2015 is the second year that breeding birds on Tiedun Dao were being monitored throughout the season. Mr. Simba Chan, Senior Conservation Officer of BirdLife Asia Division stayed from early May to early August to monitor the population and record the behaviour of the breeding birds, even when Typhoon Chan-hom nearly hit Tiedun Dao directly in mid-July. The vegetation acted as shelters at the breeding colony, thus enabling a 95% tern chick survival rate during the typhoon. Together with the continuous monitoring and vigilance effort, this resulted in a growing number of young Chinese crested tern fledged: from just one individual in 2013, to no less than 13 and 16 young terns in 2014 and 2015 respectively. On August 4, about 20 experts from China and the USA banded 31 crested terns with numbered colour bands. This will enable identification of individuals if the terns are seen again in their wintering grounds.
“The restoration project aims not only to conserve Chinese crested tern, but also restore the depleted seabird population along the coasts of China. At the same time, we aim to encourage cooperation between China and other countries in Asia for joint actions in seabird study and conservation,” added Mr. Simba Chan. “Thanks to OPCFHK’s funding, we will work with Burung Indonesia (BirdLife in Indonesia) on promoting awareness at potential wintering sites for recovery records of these birds in late 2015. Suitable transmitters are being considered for tracking the migration of the Chinese and greater crested terns in the coming years to reveal their migratory route.”

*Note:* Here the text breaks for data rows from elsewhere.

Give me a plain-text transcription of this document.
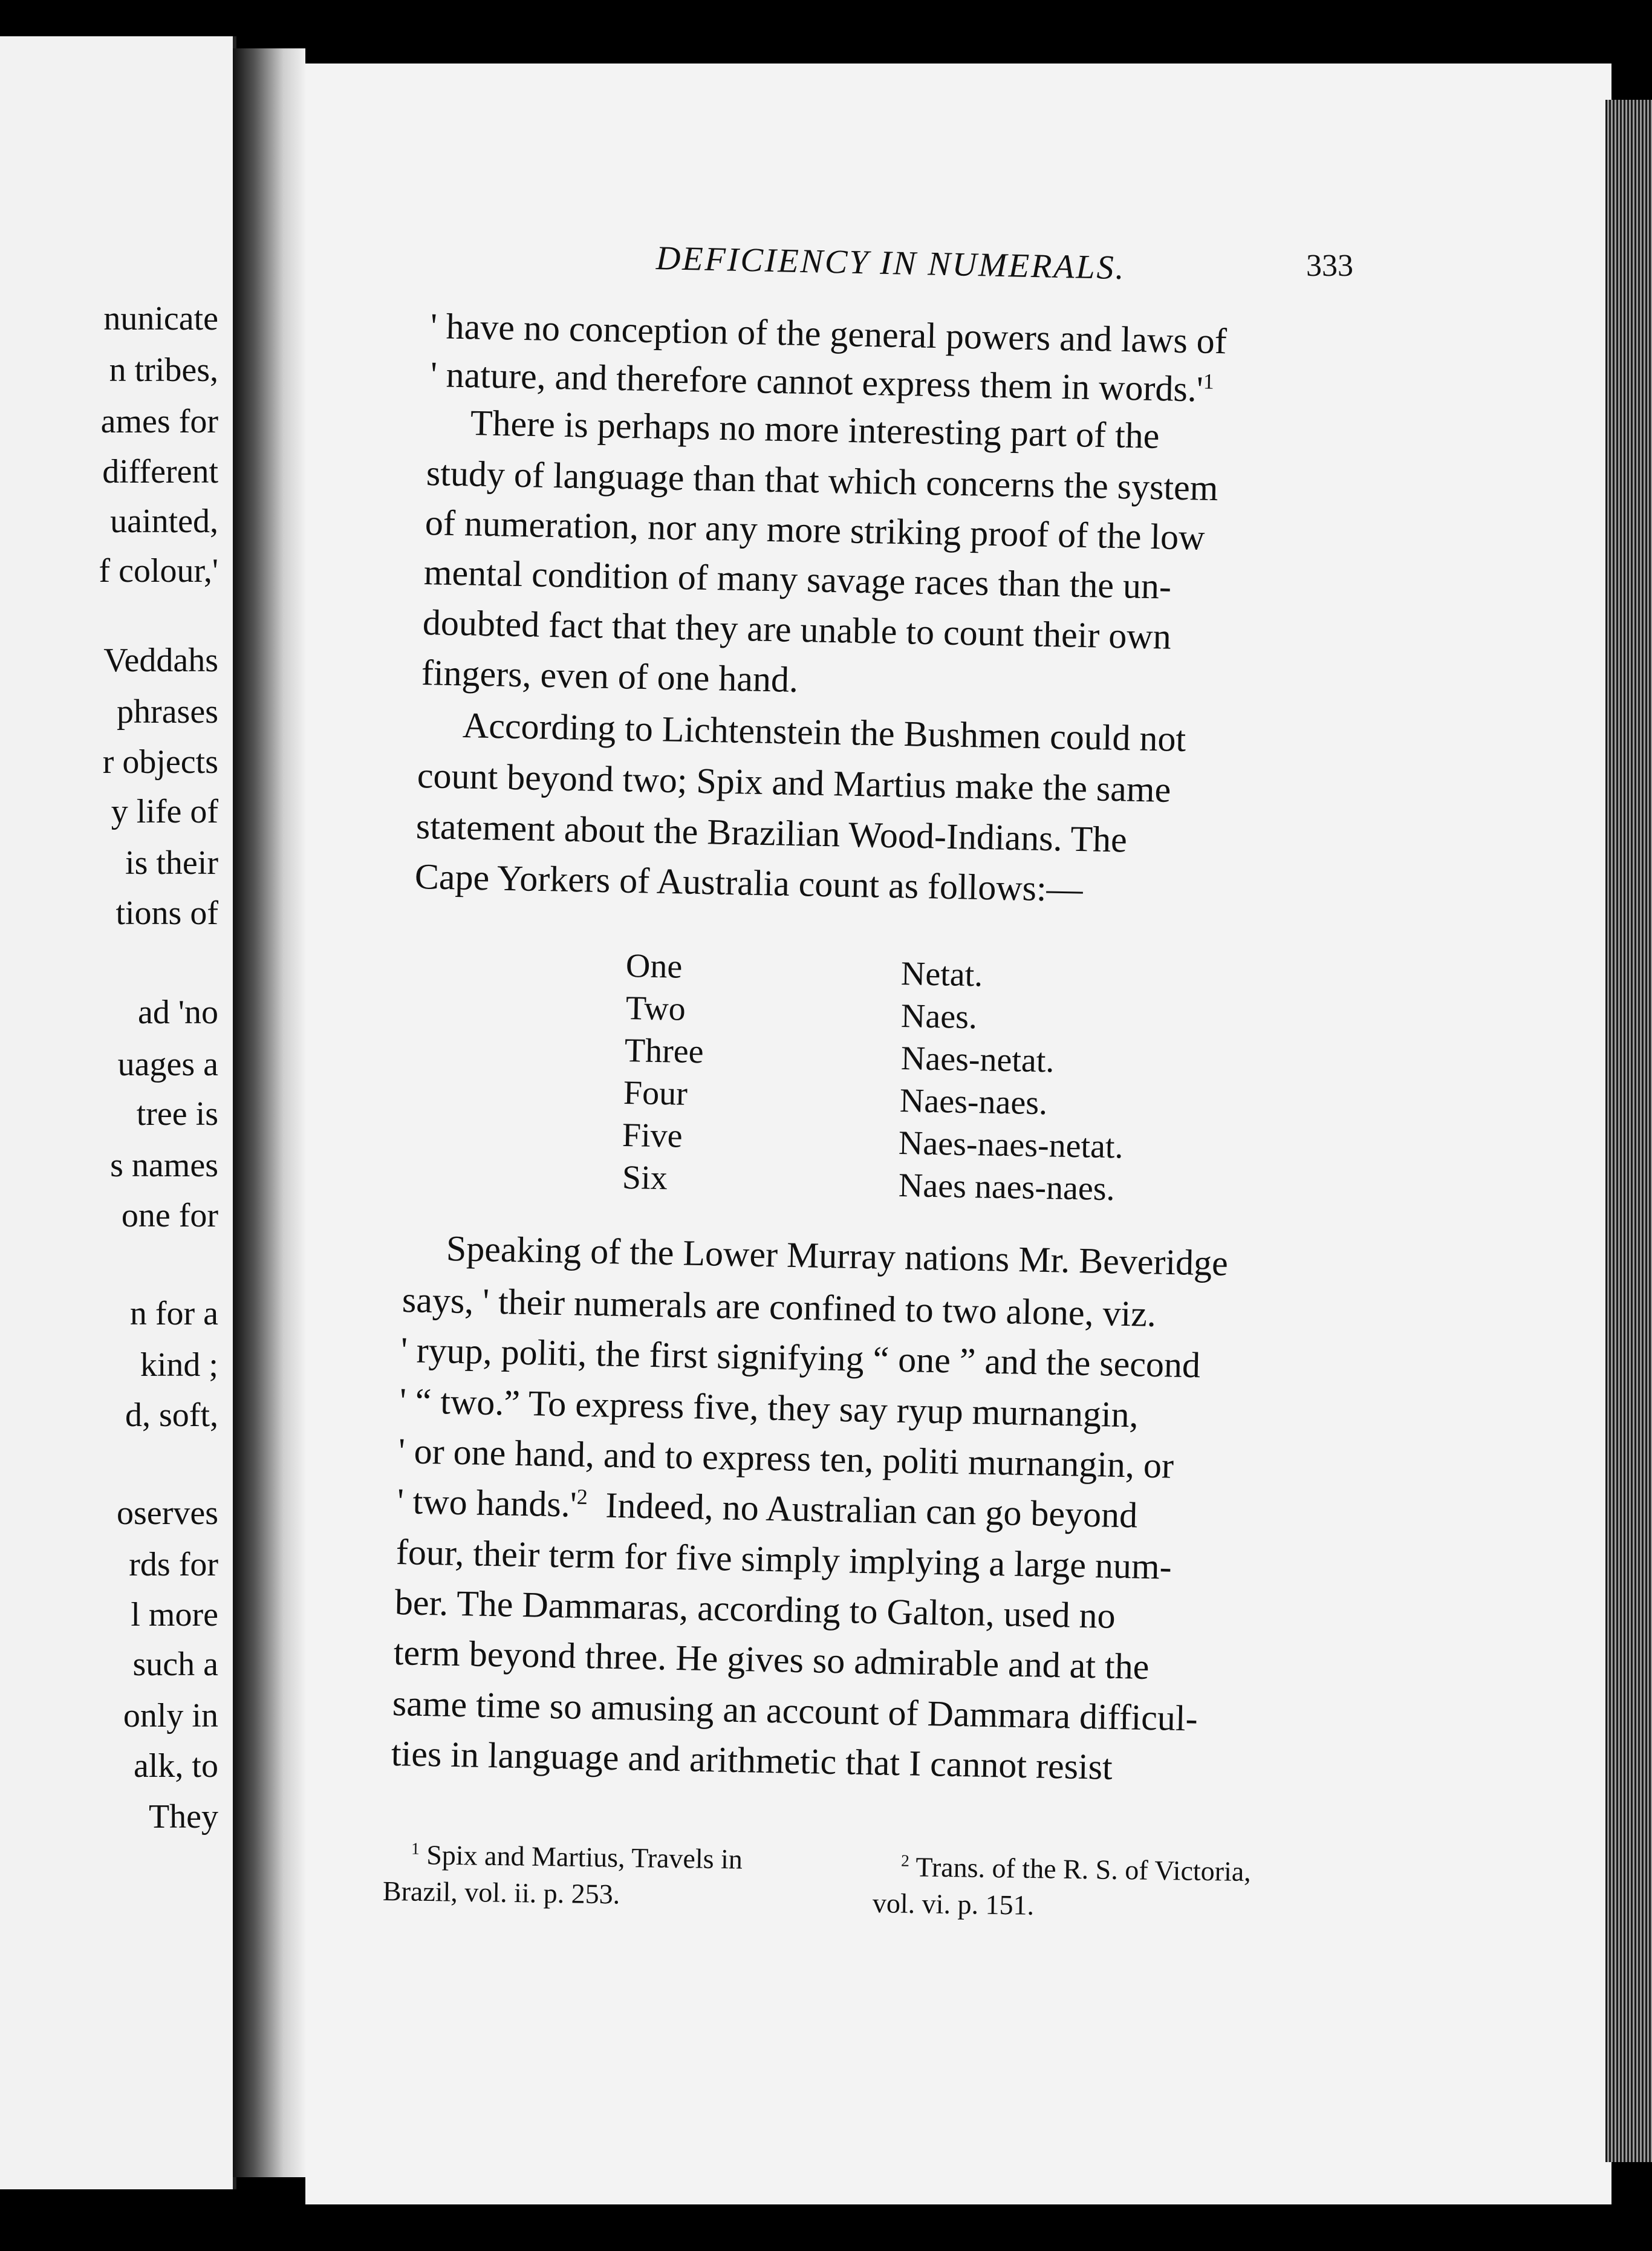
nunicate
n tribes,
ames for
different
uainted,
f colour,'
Veddahs
phrases
r objects
y life of
is their
tions of
ad 'no
uages a
tree is
s names
one for
n for a
kind ;
d, soft,
oserves
rds for
l more
such a
only in
alk, to
They
DEFICIENCY IN NUMERALS.	333
' have no conception of the general powers and laws of
' nature, and therefore cannot express them in $words.'^1$
There is perhaps no more interesting part of the
study of language than that which concerns the system
of numeration, nor any more striking proof of the low
mental condition of many savage races than the un-
doubted fact that they are unable to count their own
fingers, even of one hand.
According to Lichtenstein the Bushmen could not
count beyond two; Spix and Martius make the same
statement about the Brazilian Wood-Indians. The
Cape Yorkers of Australia count as follows:—
One	Netat.
Two	Naes.
Three	Naes-netat.
Four	Naes-naes.
Five	Naes-naes-netat.
Six	Naes naes-naes.
Speaking of the Lower Murray nations Mr. Beveridge
says, ' their numerals are confined to two alone, viz.
' ryup, politi, the first signifying “ one ” and the second
' “ two.” To express five, they say ryup murnangin,
' or one hand, and to express ten, politi murnangin, or
' two $hands.'^2$ Indeed, no Australian can go beyond
four, their term for five simply implying a large num-
ber. The Dammaras, according to Galton, used no
term beyond three. He gives so admirable and at the
same time so amusing an account of Dammara difficul-
ties in language and arithmetic that I cannot resist
$^1$ Spix and Martius, Travels in
Brazil, vol. ii. p. 253.
$^2$ Trans. of the R. S. of Victoria,
vol. vi. p. 151.
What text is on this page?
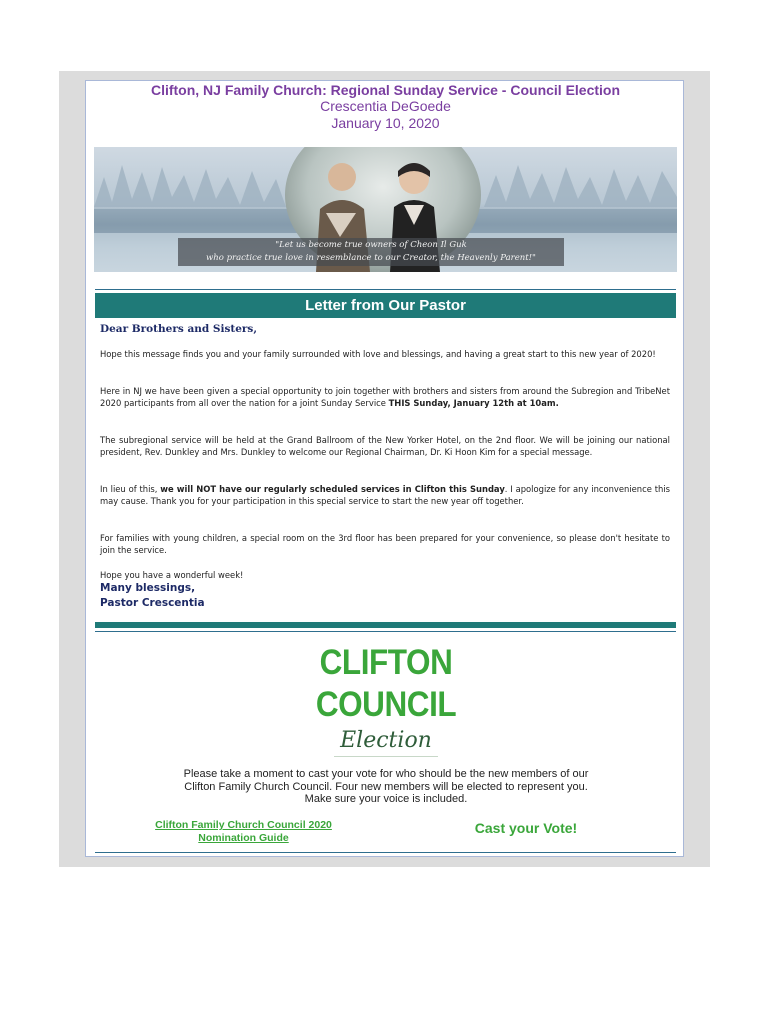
Clifton, NJ Family Church: Regional Sunday Service - Council Election
Crescentia DeGoede
January 10, 2020
"Let us become true owners of Cheon Il Guk
who practice true love in resemblance to our Creator, the Heavenly Parent!"
Letter from Our Pastor
Dear Brothers and Sisters,

Hope this message finds you and your family surrounded with love and blessings, and having a great start to this new year of 2020!

Here in NJ we have been given a special opportunity to join together with brothers and sisters from around the Subregion and TribeNet 2020 participants from all over the nation for a joint Sunday Service THIS Sunday, January 12th at 10am.

The subregional service will be held at the Grand Ballroom of the New Yorker Hotel, on the 2nd floor. We will be joining our national president, Rev. Dunkley and Mrs. Dunkley to welcome our Regional Chairman, Dr. Ki Hoon Kim for a special message.

In lieu of this, we will NOT have our regularly scheduled services in Clifton this Sunday. I apologize for any inconvenience this may cause. Thank you for your participation in this special service to start the new year off together.

For families with young children, a special room on the 3rd floor has been prepared for your convenience, so please don't hesitate to join the service.

Hope you have a wonderful week!

Many blessings,
Pastor Crescentia
CLIFTON
COUNCIL
Election
Please take a moment to cast your vote for who should be the new members of our
Clifton Family Church Council. Four new members will be elected to represent you.
Make sure your voice is included.
Clifton Family Church Council 2020
Nomination Guide
Cast your Vote!
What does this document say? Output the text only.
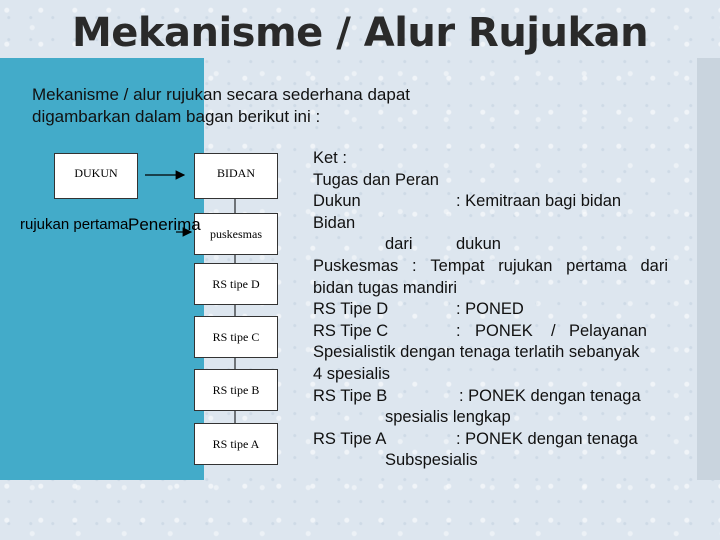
Mekanisme / Alur Rujukan
Mekanisme / alur rujukan secara sederhana dapat digambarkan dalam bagan berikut ini :
DUKUN	BIDAN
puskesmas
RS tipe D
RS tipe C
RS tipe B
RS tipe A
rujukan pertama Penerima
Ket :
Tugas dan Peran
Dukun	: Kemitraan bagi bidan
Bidan
dari	dukun
Puskesmas : Tempat rujukan pertama dari
bidan tugas mandiri
RS Tipe D	: PONED
RS Tipe C	: PONEK / Pelayanan
Spesialistik dengan tenaga terlatih sebanyak
4 spesialis
RS Tipe B	: PONEK dengan tenaga
spesialis lengkap
RS Tipe A	: PONEK dengan tenaga
Subspesialis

OPCFHK Foundation Director Ms. Suzanne Gendron said, “The Foundation has been supporting the conservation works on Chinese crested tern since 2008. We are excited to know that after years of efforts, there is a higher hope for the recovery of this critically endangered species. In 2015/16 financial year, we are providing three years of support to BirdLife International, to enable continuous monitoring of the breeding grounds in the Jiushan Islands, and starting a new study on the migration of Chinese crested terns and surveys of potential wintering sites in eastern Indonesia. We also sponsored three university students in 2014 and 2015 to join Mr. Simba Chan in the field for two weeks, which has proved to be a once-in-a-life-time experience to witness this significant milestone of seabird conservation in China, and will hopefully lead to new young scientists to join this important work.”
This project was only made possible with the generous support of the Xiangshan Ocean and Fishery Bureau, the Zhejiang Museum of Natural History, Endangered Species Fund from the State Forestry Administration of China, the Ocean Park Conservation Foundation, Hong Kong, the Japan Fund for Global Environment, Pacific Seabird Group and BirdLife International Preventing Extinctions Programme supporter - Mark Constantine. Xiangshan Ocean and Fishery Bureau and the Zhejiang Museum of Natural History also provided significant logistical support which helped make the project such a resounding success. The US Fish and Wildlife Service (Wildlife Without Borders) supported the project by providing decoys and playback equipment needed for social attraction.